Bermuda just took the most concrete step yet toward becoming what it calls the “world’s first fully onchain national economy.” The Atlantic island territory announced on May 12 that it will begin migrating core components of its national payments and financial-services infrastructure to the Stellar network.
The pilot program, built in collaboration with the Stellar Development Foundation, will let Bermudians receive wages, pay merchants, settle government fees, and manage digital assets through Stellar-based wallets. Bermuda has been telegraphing this move since January, when officials laid out the vision at the World Economic Forum in Davos.
What the pilot actually covers
Bermuda is targeting the full stack of everyday financial activity: payroll, retail commerce, government fee collection, and digital asset custody. Stellar-based wallets will serve as the primary interface for residents participating in the pilot, with the goal of reducing friction and lowering costs compared to legacy banking rails.

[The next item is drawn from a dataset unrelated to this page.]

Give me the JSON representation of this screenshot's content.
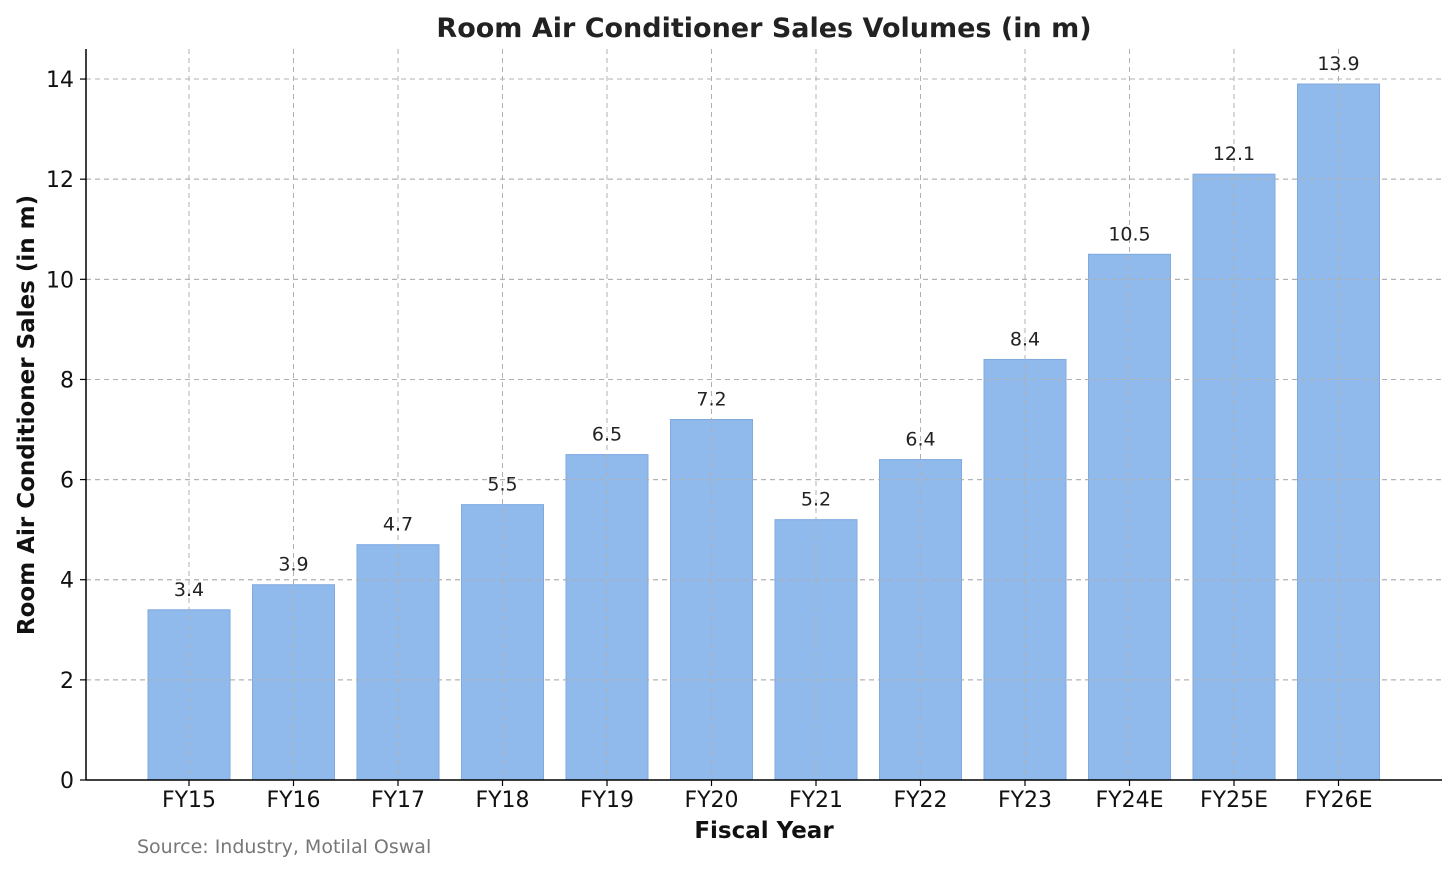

Government agencies will also explore stablecoin-based payment systems for various applications. Local financial institutions will play a role in the transition by investigating tokenization and onchain settlement.
Why Stellar, and why it matters
Stellar was originally designed for low-cost, high-throughput payments with robust cash on- and off-ramp capabilities. The network’s architecture prioritizes moving value between fiat currencies and digital tokens, and its global network of anchors — licensed financial institutions that connect the blockchain to local banking systems — gives Bermuda a ready-made infrastructure for digital asset integration.
Bermuda’s population hovers around 64,000. This isn’t India or Brazil moving onchain. But small jurisdictions often function as regulatory laboratories, and what works in Bermuda gets studied in larger markets.
What this means for investors
The pilot is subject to regulatory approval and phased availability. Bermuda’s ambition to go fully onchain is a multi-year project, not a switch that gets flipped overnight.
Governments experimenting with stablecoin payments at the sovereign level could accelerate regulatory clarity for the broader stablecoin market. Every successful government deployment of stablecoin infrastructure makes it harder for regulators elsewhere to argue that the technology isn’t ready for institutional use.